Tip: Crush or finely slice garlic 10 minutes before adding to dishes to activate immune-boosting enzymes.
4. Chicken soup
Research reported in the American Journal Of Therapeutics found that a compound called carnosine – present in chicken soup – could help the immune system fight off the flu virus in its early stages. And as an extra bonus, warm, steamy soup helps to clear congestion. Tip: Canned soups appear to be just as efficient as home-made.
The spices in hot curries make your eyes and nose run, creating extra mucus to trap the virus and clearing the airways at the same time, says Professor Eccles.
Tip: The hotter, the better!
A hot drink or a bath?
“Definitely a hot bath,” says Mike Tipton, professor of human physiology at the University of Plymouth. “Your body is made up of 66 per cent water at a temperature of 37°C, so one cup of hot fluid won’t make any difference. Immersing your body in a hot bath, however, can warm up your core body temperature by 1°C in just 20 minutes.”
Feathers or synthetic quilt?
Duck, goose feathers and down are naturally warmer than synthetics but, from a thermal point of view, it all comes down to the tog value of the duvet, regardless of the filling.
Gloves or mittens?
“In low temperatures, mittens are better,” says Mike. When the body is cold, it switches off the blood flow – and therefore heat – to extremities like the fingers, toes and nose to protect the vital organs. To make matters worse, our fingers and thumbs are like 10 cylinders with a large surface area from which heat can escape.

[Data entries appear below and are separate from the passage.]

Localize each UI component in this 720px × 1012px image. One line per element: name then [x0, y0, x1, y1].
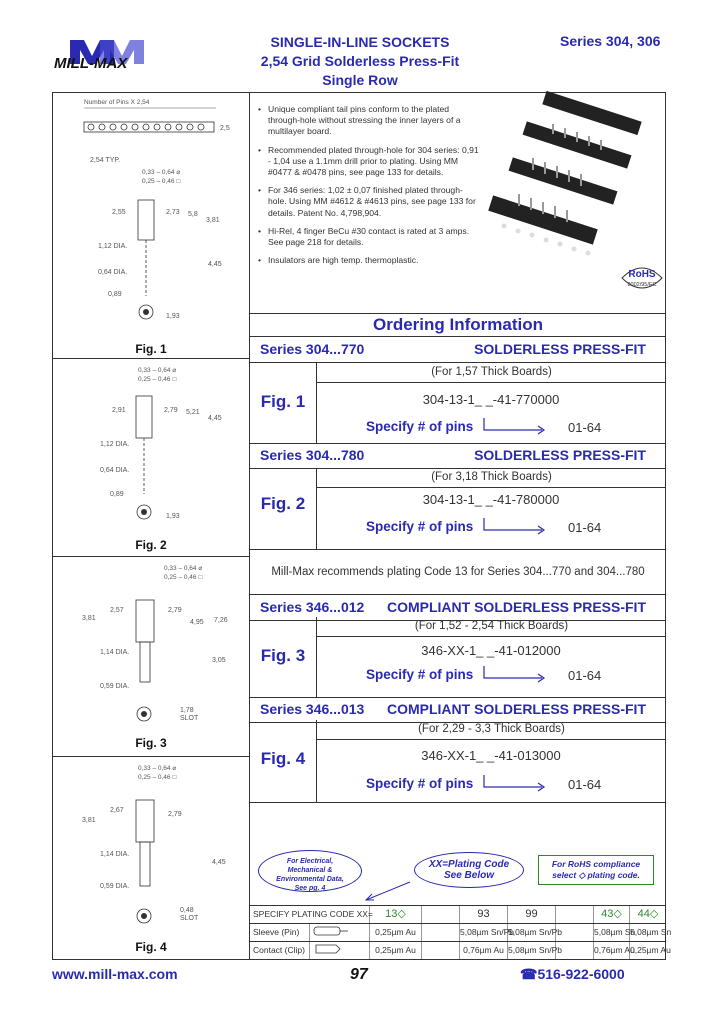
svg-text:0,48: 0,48 [180, 907, 194, 914]
svg-text:2002/95/EC: 2002/95/EC [627, 282, 657, 288]
board-thickness: (For 3,18 Thick Boards) [316, 468, 666, 488]
svg-text:0,25 – 0,46 □: 0,25 – 0,46 □ [138, 774, 177, 781]
section-header-346-012: Series 346...012 COMPLIANT SOLDERLESS PRESS-FIT [250, 595, 666, 621]
plating-table [250, 905, 672, 960]
specify-pins: Specify # of pins [366, 519, 474, 534]
section-header-346-013: Series 346...013 COMPLIANT SOLDERLESS PRESS-FIT [250, 697, 666, 723]
svg-text:4,45: 4,45 [212, 859, 226, 866]
ordering-title: Ordering Information [250, 313, 666, 337]
feature-item: • Unique compliant tail pins conform to the plated through-hole without stressing the inner layers of a multilayer board. [258, 104, 480, 138]
svg-text:2,54 TYP.: 2,54 TYP. [90, 157, 121, 164]
feature-item: • For 346 series: 1,02 ± 0,07 finished plated through-hole. Using MM #4612 & #4613 pins, see page 133 for details. Patent No. 4,798,904. [258, 185, 480, 219]
feature-item: • Recommended plated through-hole for 304 series: 0,91 - 1,04 use a 1.1mm drill prior to plating. Using MM #0477 & #0478 pins, see page 133 for details. [258, 145, 480, 179]
svg-text:2,79: 2,79 [168, 811, 182, 818]
fig3-label: Fig. 3 [260, 646, 306, 665]
part-number: 304-13-1_ _-41-780000 [422, 492, 560, 507]
table-row: SPECIFY PLATING CODE XX= 13◇ 93 99 43◇ 44◇ [250, 906, 666, 924]
specify-pins: Specify # of pins [366, 667, 474, 682]
svg-text:RoHS: RoHS [628, 269, 656, 280]
mill-max-logo [52, 34, 162, 76]
svg-text:4,45: 4,45 [208, 415, 222, 422]
svg-text:2,57: 2,57 [110, 607, 124, 614]
board-thickness: (For 2,29 - 3,3 Thick Boards) [316, 720, 666, 740]
fig4-caption: Fig. 4 [135, 940, 167, 954]
board-thickness: (For 1,57 Thick Boards) [316, 363, 666, 383]
fig2-label: Fig. 2 [260, 494, 306, 513]
section-header-304-780: Series 304...780 SOLDERLESS PRESS-FIT [250, 443, 666, 469]
svg-text:0,59 DIA.: 0,59 DIA. [100, 883, 130, 890]
svg-text:0,64 DIA.: 0,64 DIA. [98, 269, 128, 276]
pin-range: 01-64 [568, 520, 602, 535]
phone-number: ☎516-922-6000 [520, 966, 625, 982]
website-link[interactable]: www.mill-max.com [52, 966, 178, 982]
fig2-drawing [56, 362, 246, 536]
svg-text:2,79: 2,79 [168, 607, 182, 614]
svg-text:1,14 DIA.: 1,14 DIA. [100, 649, 130, 656]
svg-text:0,64 DIA.: 0,64 DIA. [100, 467, 130, 474]
svg-text:1,14 DIA.: 1,14 DIA. [100, 851, 130, 858]
plating-code-callout: XX=Plating Code See Below [414, 852, 524, 888]
svg-text:SLOT: SLOT [180, 715, 199, 722]
page-title: SINGLE-IN-LINE SOCKETS 2,54 Grid Solderless Press-Fit Single Row [260, 34, 460, 88]
svg-text:7,26: 7,26 [214, 617, 228, 624]
fig3-caption: Fig. 3 [135, 736, 167, 750]
rohs-compliance-note: For RoHS compliance select ◇ plating code. [538, 855, 654, 885]
pin-range: 01-64 [568, 420, 602, 435]
svg-text:5,8: 5,8 [188, 211, 198, 218]
svg-text:0,25 – 0,46 □: 0,25 – 0,46 □ [142, 178, 181, 185]
fig4-label: Fig. 4 [260, 749, 306, 768]
svg-text:0,89: 0,89 [110, 491, 124, 498]
callout-arrow-icon [358, 880, 418, 904]
svg-text:3,81: 3,81 [82, 615, 96, 622]
arrow-icon [482, 416, 552, 436]
rohs-badge [620, 262, 664, 294]
svg-text:0,33 – 0,64 ⌀: 0,33 – 0,64 ⌀ [138, 367, 177, 374]
feature-item: • Hi-Rel, 4 finger BeCu #30 contact is rated at 3 amps. See page 218 for details. [258, 226, 480, 248]
svg-text:2,55: 2,55 [112, 209, 126, 216]
table-row: Contact (Clip) 0,25µm Au 0,76µm Au 5,08µm Sn/Pb 0,76µm Au 0,25µm Au [250, 942, 666, 960]
svg-text:1,93: 1,93 [166, 313, 180, 320]
series-title: Series 304, 306 [560, 33, 661, 49]
svg-text:0,89: 0,89 [108, 291, 122, 298]
electrical-data-callout: For Electrical, Mechanical & Environmental Data, See pg. 4 [258, 850, 362, 892]
svg-text:4,45: 4,45 [208, 261, 222, 268]
svg-text:MILL-MAX: MILL-MAX [54, 55, 128, 72]
svg-text:0,25 – 0,46 □: 0,25 – 0,46 □ [138, 376, 177, 383]
table-row: Sleeve (Pin) 0,25µm Au 5,08µm Sn/Pb 5,08µm Sn/Pb 5,08µm Sn 5,08µm Sn [250, 924, 666, 942]
arrow-icon [482, 516, 552, 536]
svg-text:3,81: 3,81 [82, 817, 96, 824]
svg-text:1,12 DIA.: 1,12 DIA. [98, 243, 128, 250]
page-number: 97 [350, 966, 368, 983]
svg-text:4,95: 4,95 [190, 619, 204, 626]
pin-range: 01-64 [568, 777, 602, 792]
svg-text:2,67: 2,67 [110, 807, 124, 814]
svg-text:5,21: 5,21 [186, 409, 200, 416]
svg-text:3,05: 3,05 [212, 657, 226, 664]
svg-text:0,33 – 0,64 ⌀: 0,33 – 0,64 ⌀ [138, 765, 177, 772]
svg-text:0,33 – 0,64 ⌀: 0,33 – 0,64 ⌀ [164, 565, 203, 572]
svg-text:3,81: 3,81 [206, 217, 220, 224]
svg-text:SLOT: SLOT [180, 915, 199, 922]
fig1-label: Fig. 1 [260, 392, 306, 411]
feature-list [258, 104, 480, 273]
pin-icon [310, 924, 350, 938]
section-header-304-770: Series 304...770 SOLDERLESS PRESS-FIT [250, 337, 666, 363]
part-number: 346-XX-1_ _-41-012000 [421, 643, 561, 658]
arrow-icon [482, 773, 552, 793]
clip-icon [310, 942, 350, 956]
plating-recommendation: Mill-Max recommends plating Code 13 for Series 304...770 and 304...780 [250, 549, 666, 595]
feature-item: • Insulators are high temp. thermoplastic. [258, 255, 480, 266]
svg-text:0,25 – 0,46 □: 0,25 – 0,46 □ [164, 574, 203, 581]
pin-range: 01-64 [568, 668, 602, 683]
fig1-caption: Fig. 1 [135, 342, 167, 356]
svg-text:1,78: 1,78 [180, 707, 194, 714]
svg-text:1,93: 1,93 [166, 513, 180, 520]
part-number: 304-13-1_ _-41-770000 [422, 392, 560, 407]
svg-text:2,5: 2,5 [220, 125, 230, 132]
svg-text:2,79: 2,79 [164, 407, 178, 414]
product-photo [482, 98, 662, 268]
fig3-drawing [56, 560, 246, 734]
board-thickness: (For 1,52 - 2,54 Thick Boards) [316, 617, 666, 637]
specify-pins: Specify # of pins [366, 419, 474, 434]
svg-text:1,12 DIA.: 1,12 DIA. [100, 441, 130, 448]
fig1-drawing [56, 96, 246, 342]
fig2-caption: Fig. 2 [135, 538, 167, 552]
svg-text:2,91: 2,91 [112, 407, 126, 414]
svg-text:2,73: 2,73 [166, 209, 180, 216]
arrow-icon [482, 664, 552, 684]
part-number: 346-XX-1_ _-41-013000 [421, 748, 561, 763]
svg-text:0,59 DIA.: 0,59 DIA. [100, 683, 130, 690]
fig4-drawing [56, 760, 246, 938]
specify-pins: Specify # of pins [366, 776, 474, 791]
svg-text:0,33 – 0,64 ⌀: 0,33 – 0,64 ⌀ [142, 169, 181, 176]
svg-text:Number of Pins X 2,54: Number of Pins X 2,54 [84, 99, 150, 106]
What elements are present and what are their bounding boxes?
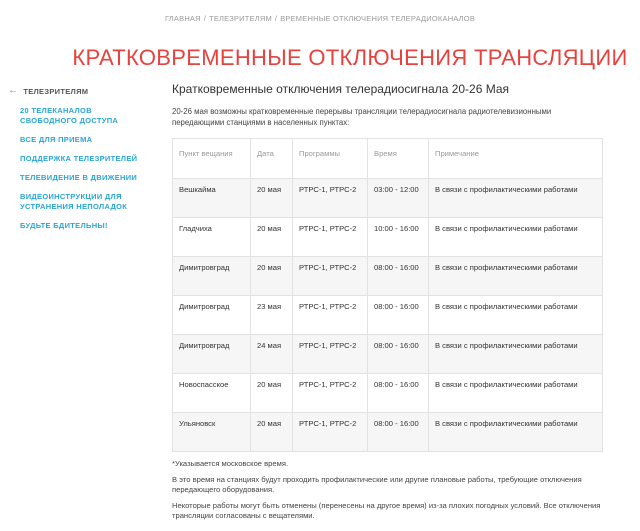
table-row <box>173 413 603 452</box>
article-heading: Кратковременные отключения телерадиосигнала 20-26 Мая <box>172 82 510 96</box>
table-row <box>173 296 603 335</box>
cell-date: 20 мая <box>251 218 293 257</box>
breadcrumb-viewers[interactable]: ТЕЛЕЗРИТЕЛЯМ <box>209 14 272 23</box>
main-content <box>172 82 602 520</box>
cell-date: 23 мая <box>251 296 293 335</box>
table-body <box>173 179 603 452</box>
table-row <box>173 257 603 296</box>
breadcrumb-home[interactable]: ГЛАВНАЯ <box>164 14 201 23</box>
sidebar-back-link[interactable] <box>8 86 143 96</box>
cell-date: 20 мая <box>251 374 293 413</box>
cell-station: Ульяновск <box>173 413 251 452</box>
column-header-date: Дата <box>251 139 293 179</box>
sidebar-item-support[interactable]: ПОДДЕРЖКА ТЕЛЕЗРИТЕЛЕЙ <box>20 154 138 163</box>
cell-programs: РТРС-1, РТРС-2 <box>293 257 368 296</box>
sidebar-item-mobile-tv[interactable]: ТЕЛЕВИДЕНИЕ В ДВИЖЕНИИ <box>20 173 138 182</box>
breadcrumb-current: ВРЕМЕННЫЕ ОТКЛЮЧЕНИЯ ТЕЛЕРАДИОКАНАЛОВ <box>280 14 476 23</box>
table-row <box>173 335 603 374</box>
note-timezone: *Указывается московское время. <box>172 459 289 468</box>
table-header-row <box>173 139 603 179</box>
cell-programs: РТРС-1, РТРС-2 <box>293 218 368 257</box>
cell-date: 20 мая <box>251 413 293 452</box>
cell-time: 08:00 - 16:00 <box>368 296 429 335</box>
note-works: В это время на станциях будут проходить профилактические или другие плановые работы, требующие отключения передающего оборудования. <box>172 475 582 494</box>
cell-time: 08:00 - 16:00 <box>368 335 429 374</box>
column-header-note: Примечание <box>429 139 603 179</box>
cell-time: 08:00 - 16:00 <box>368 257 429 296</box>
arrow-left-icon: ← <box>8 85 19 96</box>
column-header-station: Пункт вещания <box>173 139 251 179</box>
cell-station: Димитровград <box>173 296 251 335</box>
outage-table <box>172 138 603 452</box>
cell-note: В связи с профилактическими работами <box>429 179 603 218</box>
column-header-time: Время <box>368 139 429 179</box>
cell-programs: РТРС-1, РТРС-2 <box>293 374 368 413</box>
table-row <box>173 179 603 218</box>
cell-note: В связи с профилактическими работами <box>429 374 603 413</box>
cell-note: В связи с профилактическими работами <box>429 413 603 452</box>
cell-programs: РТРС-1, РТРС-2 <box>293 179 368 218</box>
cell-station: Вешкайма <box>173 179 251 218</box>
article-intro: 20-26 мая возможны кратковременные перерывы трансляции телерадиосигнала радиотелевизионными передающими станциями в населенных пунктах: <box>172 107 552 127</box>
cell-note: В связи с профилактическими работами <box>429 257 603 296</box>
column-header-programs: Программы <box>293 139 368 179</box>
sidebar-back-label: ТЕЛЕЗРИТЕЛЯМ <box>23 86 89 96</box>
sidebar <box>8 86 143 240</box>
note-weather: Некоторые работы могут быть отменены (перенесены на другое время) из-за плохих погодных условий. Все отключения трансляции согласованы с вещателями. <box>172 501 601 520</box>
cell-note: В связи с профилактическими работами <box>429 218 603 257</box>
sidebar-item-reception[interactable]: ВСЕ ДЛЯ ПРИЕМА <box>20 135 93 144</box>
cell-station: Гладчиха <box>173 218 251 257</box>
sidebar-item-be-vigilant[interactable]: БУДЬТЕ БДИТЕЛЬНЫ! <box>20 221 108 230</box>
cell-note: В связи с профилактическими работами <box>429 296 603 335</box>
cell-date: 24 мая <box>251 335 293 374</box>
cell-date: 20 мая <box>251 179 293 218</box>
cell-station: Новоспасское <box>173 374 251 413</box>
page-title: КРАТКОВРЕМЕННЫЕ ОТКЛЮЧЕНИЯ ТРАНСЛЯЦИИ <box>72 44 628 70</box>
cell-programs: РТРС-1, РТРС-2 <box>293 296 368 335</box>
cell-time: 03:00 - 12:00 <box>368 179 429 218</box>
breadcrumb-separator: / <box>274 14 278 23</box>
table-row <box>173 374 603 413</box>
cell-programs: РТРС-1, РТРС-2 <box>293 335 368 374</box>
cell-time: 08:00 - 16:00 <box>368 413 429 452</box>
cell-station: Димитровград <box>173 335 251 374</box>
table-row <box>173 218 603 257</box>
cell-time: 10:00 - 16:00 <box>368 218 429 257</box>
cell-note: В связи с профилактическими работами <box>429 335 603 374</box>
breadcrumb-separator: / <box>203 14 207 23</box>
notes <box>172 459 602 527</box>
breadcrumb <box>0 14 640 23</box>
sidebar-item-video-instructions[interactable]: ВИДЕОИНСТРУКЦИИ ДЛЯ УСТРАНЕНИЯ НЕПОЛАДОК <box>20 192 128 211</box>
cell-programs: РТРС-1, РТРС-2 <box>293 413 368 452</box>
cell-station: Димитровград <box>173 257 251 296</box>
cell-time: 08:00 - 16:00 <box>368 374 429 413</box>
cell-date: 20 мая <box>251 257 293 296</box>
sidebar-item-free-channels[interactable]: 20 ТЕЛЕКАНАЛОВ СВОБОДНОГО ДОСТУПА <box>20 106 119 125</box>
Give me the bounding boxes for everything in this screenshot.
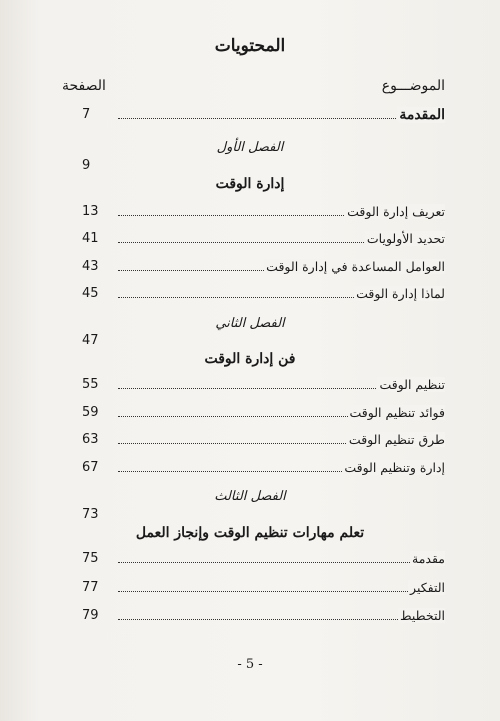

Mittens decrease the surface area from which heat can escape to two digits instead of 10.
Fleece or wool?
“The crucial measure is the insulation rather than the material,” says Mike. And wind-proofing is another factor. Fleeces and wool provide insulation but they’re not wind-proof, while modern synthetic materials offer insulation and wind-proofing.
Exercise or alcohol?
“Alcohol is a vasodilator so it increases blood flow to the skin making you feel warmer – while your body is actually losing heat,” explains Mike. Exercise is a far better way of cranking up your internal thermometer because it generates heat.
How do we catch a cold?
There are two ways you can catch a cold. You can inhale it – the average sneeze sends 100,000 virus-containing droplets into the air – or literally pick it up with your hands.
The cold virus is so small that one million would fit on a £1 coin and every one is able to survive outside the body for up to 48 hours on doorknobs, cashpoint buttons or the communal pen at the bank. Once on your fingers you then rub your eye or nose, which allows germs into the respiratory system. It’s estimated that one sneeze in a crowded area could infect up to 150 people in as little as five minutes.